DAVID FIELD WASHINGTON

The door to any more Congressional handouts seems well and truly locked after Democrats won a battle on a federal baggage screening force.

Emotions are running so high on Capitol Hill that there is no way the airlines will go back for a second helping of bail-out. After all, it is even a dangerous place for the Republicans who are nominally in charge of the House of Representatives and the White House.

That at least is the sentiment of House Transportation Committee chairman Don Young, the blunt Alaskan who spearheaded the Bush Administration's position and supported George Bush in the biggest airline battle yet - the airport security bill. Bush wanted to keep baggage screening and airport security a private function out of the hands of a newly created class of state employees, and Young had argued that creating 28,000 federal jobs would not catch terrorists and was creeping big government.

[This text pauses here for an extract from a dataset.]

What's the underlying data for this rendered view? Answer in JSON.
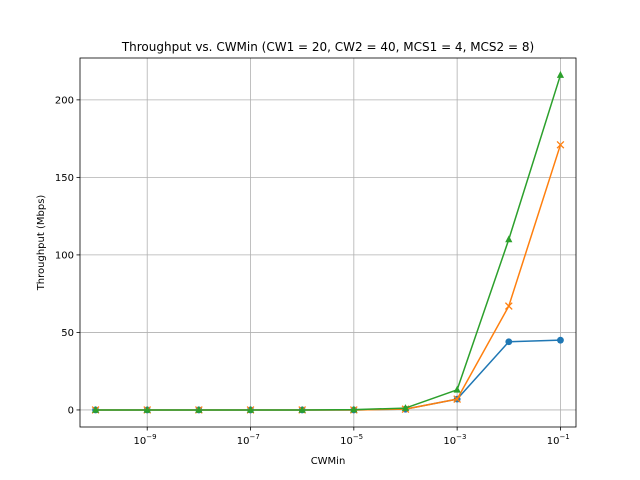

The Democrat-controlled Senate wanted to establish a new federal bureau of bag-checking and, as the battle raged, Democrats scored points with pronouncements that they were "putting people first", and would continue to do so until the Republicans caved in.

And so they did, as Young found as he heard White House Chief of Staff Andy Card announce the president's willingness to sign a security bill, any security bill - just so long as the House and the Senate would compromise on one soon. Suddenly he found himself "hung out to dry" by his own party.

But Bush had little choice. Attempts to preserve the private enterprise approach foundered on repeated mistakes by private companies such as Argenbright Security. Even a carefully orchestrated "reform" by Argenbright Security failed to assuage sceptics. The security company, a unit of UK-based Securicor, announced a boardroom shakeup about 13 minutes after Republican Tom DeLay had called for exactly such an action.

Within days, the Republican defence crumbled, and then, after the crash of American Airlines Flight 587, the Democratic approach was victorious.

After this, it seems unlikely that any industry from airlines to airports to insurers will seek much of a handout from Congress. There, the doors remain open to putting people first, especially if they are likely Democratic voters and union supporters.